Remember that diagram of Wittkower.
He actually draws the deep structure of those villas
and that schematization, that deep structure--
that the understanding can scan.
The understanding has templates already available
that it can match to that geometrical schema.
Now, you might even want to say that because that schema is so rigorous
and because it is repeated, it has the appearance,
or it seems that it has universal validity.
And indeed, Wittkower thought that the Palladian diagram
did have universal validity.
We can think of it this way.
When the imagination presents its schema to the understanding,
it sets us on the path toward knowledge.
And whatever knowledge is, it will have something
to do with this interaction of the understanding and the imagination.
The important thing for us is that this is a specific kind
of architectural knowledge.
It comes from the experience of architectural sense data.
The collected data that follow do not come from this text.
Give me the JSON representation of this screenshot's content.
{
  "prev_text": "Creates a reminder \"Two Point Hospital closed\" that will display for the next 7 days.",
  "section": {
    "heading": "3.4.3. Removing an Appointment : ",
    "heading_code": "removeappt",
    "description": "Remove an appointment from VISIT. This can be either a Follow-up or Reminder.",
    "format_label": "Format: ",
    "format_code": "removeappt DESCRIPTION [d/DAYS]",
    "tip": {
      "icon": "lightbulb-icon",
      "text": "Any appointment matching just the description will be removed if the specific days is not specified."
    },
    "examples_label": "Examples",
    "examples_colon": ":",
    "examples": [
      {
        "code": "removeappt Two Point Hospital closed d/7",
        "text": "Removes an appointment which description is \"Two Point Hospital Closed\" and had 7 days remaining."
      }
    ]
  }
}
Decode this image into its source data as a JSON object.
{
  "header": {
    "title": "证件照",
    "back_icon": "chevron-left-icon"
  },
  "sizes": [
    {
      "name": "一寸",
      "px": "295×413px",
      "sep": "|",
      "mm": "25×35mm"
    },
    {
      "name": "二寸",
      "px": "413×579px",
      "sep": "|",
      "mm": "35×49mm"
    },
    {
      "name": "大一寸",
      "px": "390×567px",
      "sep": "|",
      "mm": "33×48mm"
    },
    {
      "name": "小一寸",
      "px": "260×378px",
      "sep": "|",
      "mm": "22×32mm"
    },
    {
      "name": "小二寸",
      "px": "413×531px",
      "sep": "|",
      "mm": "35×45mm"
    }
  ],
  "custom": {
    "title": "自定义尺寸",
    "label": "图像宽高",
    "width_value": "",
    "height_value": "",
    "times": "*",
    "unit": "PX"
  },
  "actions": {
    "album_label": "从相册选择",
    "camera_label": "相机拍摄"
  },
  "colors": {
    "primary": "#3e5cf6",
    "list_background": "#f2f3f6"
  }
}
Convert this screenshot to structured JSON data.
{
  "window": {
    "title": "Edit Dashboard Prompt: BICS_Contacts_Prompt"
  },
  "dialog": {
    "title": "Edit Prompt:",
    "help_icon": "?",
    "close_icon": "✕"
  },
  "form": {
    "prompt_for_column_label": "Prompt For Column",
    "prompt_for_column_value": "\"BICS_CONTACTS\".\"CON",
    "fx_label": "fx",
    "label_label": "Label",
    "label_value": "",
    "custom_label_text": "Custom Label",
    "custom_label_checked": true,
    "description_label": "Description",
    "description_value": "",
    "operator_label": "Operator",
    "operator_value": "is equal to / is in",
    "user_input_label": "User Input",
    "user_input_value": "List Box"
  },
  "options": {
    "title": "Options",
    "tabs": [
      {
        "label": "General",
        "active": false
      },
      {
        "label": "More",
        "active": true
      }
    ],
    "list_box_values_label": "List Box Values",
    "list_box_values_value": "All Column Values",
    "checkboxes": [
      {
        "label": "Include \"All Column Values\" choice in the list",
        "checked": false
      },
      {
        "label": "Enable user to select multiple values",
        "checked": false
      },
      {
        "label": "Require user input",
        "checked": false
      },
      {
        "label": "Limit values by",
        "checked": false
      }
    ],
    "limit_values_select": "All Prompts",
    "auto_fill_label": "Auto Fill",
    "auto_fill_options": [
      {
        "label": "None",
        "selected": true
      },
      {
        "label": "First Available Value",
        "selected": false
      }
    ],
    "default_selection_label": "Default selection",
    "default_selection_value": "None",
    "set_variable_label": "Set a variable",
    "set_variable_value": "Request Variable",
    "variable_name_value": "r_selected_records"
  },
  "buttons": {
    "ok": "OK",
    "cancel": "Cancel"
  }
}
It's been schematized into an architectural diagram,
and the architectural understanding has scanned it.
In some ways, you might understand the imagination
and the understanding as opposed.
The imagination is temporal, the understanding is universal.
The imagination is multiple while the understanding is singular.
But the understanding is also passive.
It receives the imagination's input.
The imagination is active.
So we might say that the imagination organizes the sensuous manifold
according to organizing principles that can be received by the understanding.
And here we have the idea that architecture produces knowledge.